A core data-ingestion path allowed users to upload CSV files of records into the platform. The original implementation processed entire uploads synchronously inside a user-facing Edge Service, which capped practical import size at roughly 3–4K records and produced CPU/memory spikes that degraded stability for all tenants — not just the user running the import.
I owned the redesign end to end: decomposing the import path into a distributed, queue-based background processing system built on streaming CSV ingestion, object-storage-backed batch durability, a priority queue, and a horizontally scalable worker pool — with explicit fairness scheduling so large imports could not starve small ones.
Key results:
| Dimension | Before | After |
|---|---|---|
| Max import size (practical) | ~3K records | 100K+ records (20×) |
| Processing throughput | baseline | ~5× faster |
| Resource behavior | CPU/memory spikes, shared-tenant impact | Isolated, bounded, stable |
| Fairness | Large files starved small ones | Priority + round-robin, no starvation |
A reader should walk away understanding that this was not a feature — it was a system redesign spanning architecture, concurrency, multi-tenant fairness, data consistency, and capacity planning.

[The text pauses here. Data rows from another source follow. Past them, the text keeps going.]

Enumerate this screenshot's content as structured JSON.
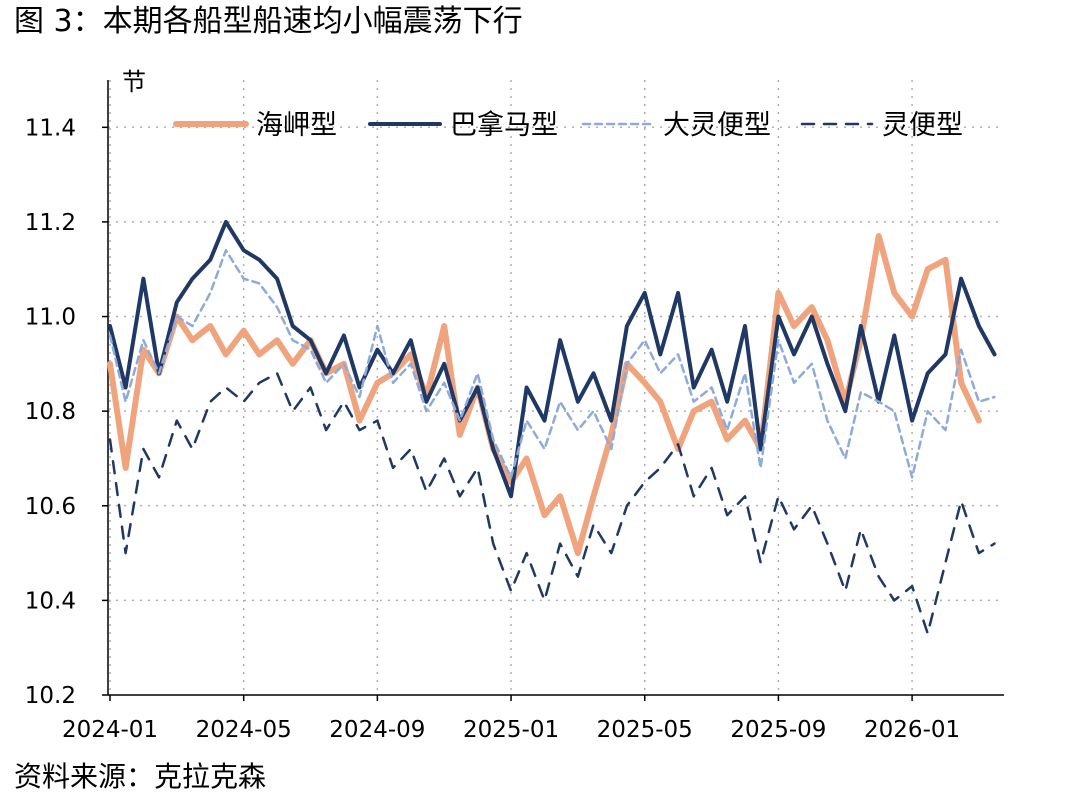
{
  "figure": {
    "title": "图 3：本期各船型船速均小幅震荡下行",
    "source": "资料来源：克拉克森"
  },
  "chart_data": {
    "type": "line",
    "title": "图 3：本期各船型船速均小幅震荡下行",
    "ylabel": "节",
    "xlabel": "",
    "ylim": [
      10.2,
      11.5
    ],
    "y_ticks": [
      "10.2",
      "10.4",
      "10.6",
      "10.8",
      "11.0",
      "11.2",
      "11.4"
    ],
    "x_ticks": [
      "2024-01",
      "2024-05",
      "2024-09",
      "2025-01",
      "2025-05",
      "2025-09",
      "2026-01"
    ],
    "x_start": "2024-01",
    "x_end": "2026-03",
    "grid": true,
    "legend_position": "top",
    "series": [
      {
        "name": "海岬型",
        "color": "#F0A47E",
        "style": "solid-thick",
        "points": [
          [
            "2024-01",
            10.9
          ],
          [
            "2024-01-15",
            10.68
          ],
          [
            "2024-02",
            10.93
          ],
          [
            "2024-02-15",
            10.88
          ],
          [
            "2024-03",
            11.0
          ],
          [
            "2024-03-15",
            10.95
          ],
          [
            "2024-04",
            10.98
          ],
          [
            "2024-04-15",
            10.92
          ],
          [
            "2024-05",
            10.97
          ],
          [
            "2024-05-15",
            10.92
          ],
          [
            "2024-06",
            10.95
          ],
          [
            "2024-06-15",
            10.9
          ],
          [
            "2024-07",
            10.95
          ],
          [
            "2024-07-15",
            10.88
          ],
          [
            "2024-08",
            10.9
          ],
          [
            "2024-08-15",
            10.78
          ],
          [
            "2024-09",
            10.86
          ],
          [
            "2024-09-15",
            10.88
          ],
          [
            "2024-10",
            10.92
          ],
          [
            "2024-10-15",
            10.83
          ],
          [
            "2024-11",
            10.98
          ],
          [
            "2024-11-15",
            10.75
          ],
          [
            "2024-12",
            10.85
          ],
          [
            "2024-12-15",
            10.72
          ],
          [
            "2025-01",
            10.65
          ],
          [
            "2025-01-15",
            10.7
          ],
          [
            "2025-02",
            10.58
          ],
          [
            "2025-02-15",
            10.62
          ],
          [
            "2025-03",
            10.5
          ],
          [
            "2025-03-15",
            10.62
          ],
          [
            "2025-04",
            10.75
          ],
          [
            "2025-04-15",
            10.9
          ],
          [
            "2025-05",
            10.86
          ],
          [
            "2025-05-15",
            10.82
          ],
          [
            "2025-06",
            10.72
          ],
          [
            "2025-06-15",
            10.8
          ],
          [
            "2025-07",
            10.82
          ],
          [
            "2025-07-15",
            10.74
          ],
          [
            "2025-08",
            10.78
          ],
          [
            "2025-08-15",
            10.72
          ],
          [
            "2025-09",
            11.05
          ],
          [
            "2025-09-15",
            10.98
          ],
          [
            "2025-10",
            11.02
          ],
          [
            "2025-10-15",
            10.95
          ],
          [
            "2025-11",
            10.82
          ],
          [
            "2025-11-15",
            10.95
          ],
          [
            "2025-12",
            11.17
          ],
          [
            "2025-12-15",
            11.05
          ],
          [
            "2026-01",
            11.0
          ],
          [
            "2026-01-15",
            11.1
          ],
          [
            "2026-02",
            11.12
          ],
          [
            "2026-02-15",
            10.86
          ],
          [
            "2026-03",
            10.78
          ]
        ]
      },
      {
        "name": "巴拿马型",
        "color": "#203864",
        "style": "solid",
        "points": [
          [
            "2024-01",
            10.98
          ],
          [
            "2024-01-15",
            10.85
          ],
          [
            "2024-02",
            11.08
          ],
          [
            "2024-02-15",
            10.88
          ],
          [
            "2024-03",
            11.03
          ],
          [
            "2024-03-15",
            11.08
          ],
          [
            "2024-04",
            11.12
          ],
          [
            "2024-04-15",
            11.2
          ],
          [
            "2024-05",
            11.14
          ],
          [
            "2024-05-15",
            11.12
          ],
          [
            "2024-06",
            11.08
          ],
          [
            "2024-06-15",
            10.98
          ],
          [
            "2024-07",
            10.95
          ],
          [
            "2024-07-15",
            10.88
          ],
          [
            "2024-08",
            10.96
          ],
          [
            "2024-08-15",
            10.85
          ],
          [
            "2024-09",
            10.93
          ],
          [
            "2024-09-15",
            10.88
          ],
          [
            "2024-10",
            10.95
          ],
          [
            "2024-10-15",
            10.82
          ],
          [
            "2024-11",
            10.9
          ],
          [
            "2024-11-15",
            10.78
          ],
          [
            "2024-12",
            10.85
          ],
          [
            "2024-12-15",
            10.72
          ],
          [
            "2025-01",
            10.62
          ],
          [
            "2025-01-15",
            10.85
          ],
          [
            "2025-02",
            10.78
          ],
          [
            "2025-02-15",
            10.95
          ],
          [
            "2025-03",
            10.82
          ],
          [
            "2025-03-15",
            10.88
          ],
          [
            "2025-04",
            10.78
          ],
          [
            "2025-04-15",
            10.98
          ],
          [
            "2025-05",
            11.05
          ],
          [
            "2025-05-15",
            10.92
          ],
          [
            "2025-06",
            11.05
          ],
          [
            "2025-06-15",
            10.85
          ],
          [
            "2025-07",
            10.93
          ],
          [
            "2025-07-15",
            10.82
          ],
          [
            "2025-08",
            10.98
          ],
          [
            "2025-08-15",
            10.72
          ],
          [
            "2025-09",
            11.0
          ],
          [
            "2025-09-15",
            10.92
          ],
          [
            "2025-10",
            11.0
          ],
          [
            "2025-10-15",
            10.9
          ],
          [
            "2025-11",
            10.8
          ],
          [
            "2025-11-15",
            10.98
          ],
          [
            "2025-12",
            10.82
          ],
          [
            "2025-12-15",
            10.96
          ],
          [
            "2026-01",
            10.78
          ],
          [
            "2026-01-15",
            10.88
          ],
          [
            "2026-02",
            10.92
          ],
          [
            "2026-02-15",
            11.08
          ],
          [
            "2026-03",
            10.98
          ],
          [
            "2026-03-15",
            10.92
          ]
        ]
      },
      {
        "name": "大灵便型",
        "color": "#8EAADB",
        "style": "dashed",
        "points": [
          [
            "2024-01",
            10.96
          ],
          [
            "2024-01-15",
            10.82
          ],
          [
            "2024-02",
            10.95
          ],
          [
            "2024-02-15",
            10.88
          ],
          [
            "2024-03",
            11.0
          ],
          [
            "2024-03-15",
            10.98
          ],
          [
            "2024-04",
            11.05
          ],
          [
            "2024-04-15",
            11.14
          ],
          [
            "2024-05",
            11.08
          ],
          [
            "2024-05-15",
            11.07
          ],
          [
            "2024-06",
            11.02
          ],
          [
            "2024-06-15",
            10.95
          ],
          [
            "2024-07",
            10.93
          ],
          [
            "2024-07-15",
            10.86
          ],
          [
            "2024-08",
            10.9
          ],
          [
            "2024-08-15",
            10.83
          ],
          [
            "2024-09",
            10.98
          ],
          [
            "2024-09-15",
            10.86
          ],
          [
            "2024-10",
            10.9
          ],
          [
            "2024-10-15",
            10.8
          ],
          [
            "2024-11",
            10.86
          ],
          [
            "2024-11-15",
            10.78
          ],
          [
            "2024-12",
            10.88
          ],
          [
            "2024-12-15",
            10.74
          ],
          [
            "2025-01",
            10.66
          ],
          [
            "2025-01-15",
            10.78
          ],
          [
            "2025-02",
            10.72
          ],
          [
            "2025-02-15",
            10.82
          ],
          [
            "2025-03",
            10.76
          ],
          [
            "2025-03-15",
            10.8
          ],
          [
            "2025-04",
            10.72
          ],
          [
            "2025-04-15",
            10.9
          ],
          [
            "2025-05",
            10.95
          ],
          [
            "2025-05-15",
            10.88
          ],
          [
            "2025-06",
            10.92
          ],
          [
            "2025-06-15",
            10.82
          ],
          [
            "2025-07",
            10.85
          ],
          [
            "2025-07-15",
            10.76
          ],
          [
            "2025-08",
            10.88
          ],
          [
            "2025-08-15",
            10.68
          ],
          [
            "2025-09",
            10.95
          ],
          [
            "2025-09-15",
            10.86
          ],
          [
            "2025-10",
            10.9
          ],
          [
            "2025-10-15",
            10.78
          ],
          [
            "2025-11",
            10.7
          ],
          [
            "2025-11-15",
            10.84
          ],
          [
            "2025-12",
            10.82
          ],
          [
            "2025-12-15",
            10.8
          ],
          [
            "2026-01",
            10.66
          ],
          [
            "2026-01-15",
            10.8
          ],
          [
            "2026-02",
            10.76
          ],
          [
            "2026-02-15",
            10.93
          ],
          [
            "2026-03",
            10.82
          ],
          [
            "2026-03-15",
            10.83
          ]
        ]
      },
      {
        "name": "灵便型",
        "color": "#203864",
        "style": "dashed",
        "points": [
          [
            "2024-01",
            10.74
          ],
          [
            "2024-01-15",
            10.5
          ],
          [
            "2024-02",
            10.72
          ],
          [
            "2024-02-15",
            10.66
          ],
          [
            "2024-03",
            10.78
          ],
          [
            "2024-03-15",
            10.72
          ],
          [
            "2024-04",
            10.82
          ],
          [
            "2024-04-15",
            10.85
          ],
          [
            "2024-05",
            10.82
          ],
          [
            "2024-05-15",
            10.86
          ],
          [
            "2024-06",
            10.88
          ],
          [
            "2024-06-15",
            10.8
          ],
          [
            "2024-07",
            10.85
          ],
          [
            "2024-07-15",
            10.76
          ],
          [
            "2024-08",
            10.82
          ],
          [
            "2024-08-15",
            10.76
          ],
          [
            "2024-09",
            10.78
          ],
          [
            "2024-09-15",
            10.68
          ],
          [
            "2024-10",
            10.72
          ],
          [
            "2024-10-15",
            10.63
          ],
          [
            "2024-11",
            10.7
          ],
          [
            "2024-11-15",
            10.62
          ],
          [
            "2024-12",
            10.68
          ],
          [
            "2024-12-15",
            10.52
          ],
          [
            "2025-01",
            10.42
          ],
          [
            "2025-01-15",
            10.5
          ],
          [
            "2025-02",
            10.4
          ],
          [
            "2025-02-15",
            10.52
          ],
          [
            "2025-03",
            10.45
          ],
          [
            "2025-03-15",
            10.56
          ],
          [
            "2025-04",
            10.5
          ],
          [
            "2025-04-15",
            10.6
          ],
          [
            "2025-05",
            10.65
          ],
          [
            "2025-05-15",
            10.68
          ],
          [
            "2025-06",
            10.73
          ],
          [
            "2025-06-15",
            10.62
          ],
          [
            "2025-07",
            10.68
          ],
          [
            "2025-07-15",
            10.58
          ],
          [
            "2025-08",
            10.62
          ],
          [
            "2025-08-15",
            10.48
          ],
          [
            "2025-09",
            10.62
          ],
          [
            "2025-09-15",
            10.55
          ],
          [
            "2025-10",
            10.6
          ],
          [
            "2025-10-15",
            10.52
          ],
          [
            "2025-11",
            10.42
          ],
          [
            "2025-11-15",
            10.55
          ],
          [
            "2025-12",
            10.45
          ],
          [
            "2025-12-15",
            10.4
          ],
          [
            "2026-01",
            10.43
          ],
          [
            "2026-01-15",
            10.33
          ],
          [
            "2026-02",
            10.48
          ],
          [
            "2026-02-15",
            10.61
          ],
          [
            "2026-03",
            10.5
          ],
          [
            "2026-03-15",
            10.52
          ]
        ]
      }
    ]
  }
}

The platform lets users bulk-import records via CSV. As adoption grew, import sizes grew with it — but the ingestion path had been built for small files and never re-architected for scale.
Why the system existed. Bulk import is a primary onboarding and daily-use workflow. If it is slow, fragile, or capped, users cannot get their data into the platform, which directly blocks the value they came for.

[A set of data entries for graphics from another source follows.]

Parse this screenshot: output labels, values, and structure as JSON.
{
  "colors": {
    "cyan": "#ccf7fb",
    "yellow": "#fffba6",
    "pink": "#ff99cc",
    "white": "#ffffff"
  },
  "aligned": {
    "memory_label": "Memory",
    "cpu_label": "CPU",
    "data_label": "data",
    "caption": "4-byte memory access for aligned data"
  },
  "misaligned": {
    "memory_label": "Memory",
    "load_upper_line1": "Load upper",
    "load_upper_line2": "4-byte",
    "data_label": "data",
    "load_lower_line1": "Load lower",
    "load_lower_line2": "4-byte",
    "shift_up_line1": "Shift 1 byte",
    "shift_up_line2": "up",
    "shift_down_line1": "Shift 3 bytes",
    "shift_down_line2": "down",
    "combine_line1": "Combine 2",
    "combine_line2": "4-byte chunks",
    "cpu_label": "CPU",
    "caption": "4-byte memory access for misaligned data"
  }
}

The core engineering problem. All parsing, validation, and persistence happened inline inside the Edge Service — the same tier serving live, latency-sensitive user requests. This created three compounding failure modes:
Why it was difficult. This is not “make it async and walk away.” Moving to background processing introduces a new set of hard problems: durability of in-flight work, multi-tenant fairness, idempotency on retry, data consistency under concurrent writes, and capacity planning for a worker fleet. The redesign had to preserve correctness (no dropped or duplicated records) while removing the size ceiling and the shared-fate instability.
Scale & constraints. Target: a single import of 100K+ records, multiple tenants importing concurrently, with per-account quota enforcement and strong consistency on account-level usage counters. All of this on production-like infrastructure with bounded, predictable resource cost.